I don't think so. I mean, I'm pro-choice. And I have a pretty low opinion of my country and of the human race in general. But this theory smells like a textbook "spurious correlation" (see, Professor Bwy? I was paying attention!).

I'd like to think the lower crime rate would have more to do with any of the vast number of major social movements and reforms we've seen in the last two decades than simply more aborted babies. It's just a little more complex than "less people = less crime."

Obviously I'm not one of those people who believe in the "good old days." I've always felt that child abuse, domestic violence and many other social ills have always been problems. The only difference between then and now is Jerry Springer.


After three days of silence, the hammers and drills returned today at the office as the guys from "Action Glass" came in to install all the... well, glass.

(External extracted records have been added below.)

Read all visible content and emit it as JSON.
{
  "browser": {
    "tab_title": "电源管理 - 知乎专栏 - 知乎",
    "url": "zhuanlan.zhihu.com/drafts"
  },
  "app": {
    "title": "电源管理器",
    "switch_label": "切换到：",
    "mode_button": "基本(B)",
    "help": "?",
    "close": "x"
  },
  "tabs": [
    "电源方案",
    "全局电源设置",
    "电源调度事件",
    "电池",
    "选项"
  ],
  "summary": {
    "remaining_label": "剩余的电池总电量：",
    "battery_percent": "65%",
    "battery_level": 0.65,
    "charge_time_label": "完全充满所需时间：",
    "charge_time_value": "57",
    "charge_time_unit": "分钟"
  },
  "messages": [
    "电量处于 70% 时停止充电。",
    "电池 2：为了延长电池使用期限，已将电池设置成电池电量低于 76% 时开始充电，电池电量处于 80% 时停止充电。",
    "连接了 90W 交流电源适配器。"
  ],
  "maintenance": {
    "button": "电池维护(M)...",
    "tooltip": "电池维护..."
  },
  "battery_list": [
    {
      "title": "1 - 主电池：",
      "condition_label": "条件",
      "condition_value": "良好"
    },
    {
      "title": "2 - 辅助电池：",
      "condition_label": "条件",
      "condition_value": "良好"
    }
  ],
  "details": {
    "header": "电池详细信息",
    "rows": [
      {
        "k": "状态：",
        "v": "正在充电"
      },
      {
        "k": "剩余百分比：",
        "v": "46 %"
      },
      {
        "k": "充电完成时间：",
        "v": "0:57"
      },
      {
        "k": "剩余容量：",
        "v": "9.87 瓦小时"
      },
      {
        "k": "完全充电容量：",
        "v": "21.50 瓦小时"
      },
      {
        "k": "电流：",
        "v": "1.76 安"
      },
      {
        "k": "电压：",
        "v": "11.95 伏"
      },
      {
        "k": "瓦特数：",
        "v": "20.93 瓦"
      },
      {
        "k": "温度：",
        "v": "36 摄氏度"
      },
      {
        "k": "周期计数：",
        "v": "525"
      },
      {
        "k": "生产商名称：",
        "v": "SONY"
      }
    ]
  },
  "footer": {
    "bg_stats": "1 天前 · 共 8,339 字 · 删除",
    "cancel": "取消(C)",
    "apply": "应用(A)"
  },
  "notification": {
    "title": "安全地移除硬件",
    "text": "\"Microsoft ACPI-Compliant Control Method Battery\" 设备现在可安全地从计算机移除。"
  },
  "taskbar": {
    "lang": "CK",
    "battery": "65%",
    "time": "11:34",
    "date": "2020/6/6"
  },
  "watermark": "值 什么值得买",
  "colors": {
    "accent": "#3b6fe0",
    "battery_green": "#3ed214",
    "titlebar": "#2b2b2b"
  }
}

They finished up around noon, filling in every corner and crack with some rancid mixture of silicon and other noxious chemicals. Even with two Vornados churning away, everyone on the mauka side of the office got just a little goofy over the course of the afternoon.

This weekend they're going to tear up my office... or rather, my corner of the office. They're cutting down half of the existing side wall and adding half a wall in front, making a dentist-esque reception counter. (Guess who's slated to be the receptionist?)

In the meantime, they're dragging my desk, my files, my shelf of videos and Zip disks and assorted overflow boxes and setting me up in the new, marble-tiled lobby.

It shouldn't be too bad. That is if I can manage to find a long Ethernet patch cable and an extension cord tomorrow.


I still feel as if I'm too young to know so much about term life insurance, but nonetheless, Jen and I put in our applications today to set ourselves up with policies.

Even if we don't qualify (unlikely), or suddenly decide not to sign up, it's been an interesting process. I suspect the industry as a whole stirs up feelings of bad karma simply because it's their job to make people think about the things they spend the first 98 percent of their lives trying to ignore.

Since I know our accounts are pretty puny, I'm going to be a dork and assuage my guilt for taking so much of this guy's time by plopping his name on the net.

Dean Georgiev
Marketing Associate
Pacific Guardian Life
Phone: (808) 942-1343

He's a really nice guy — and that's saying a lot for an insurance salesman.


I had a random epiphany today, jotted down on half a Post-It™ note:

"People who start debates with 'I'm as open-minded as the next guy' probably have skinheads for neighbors."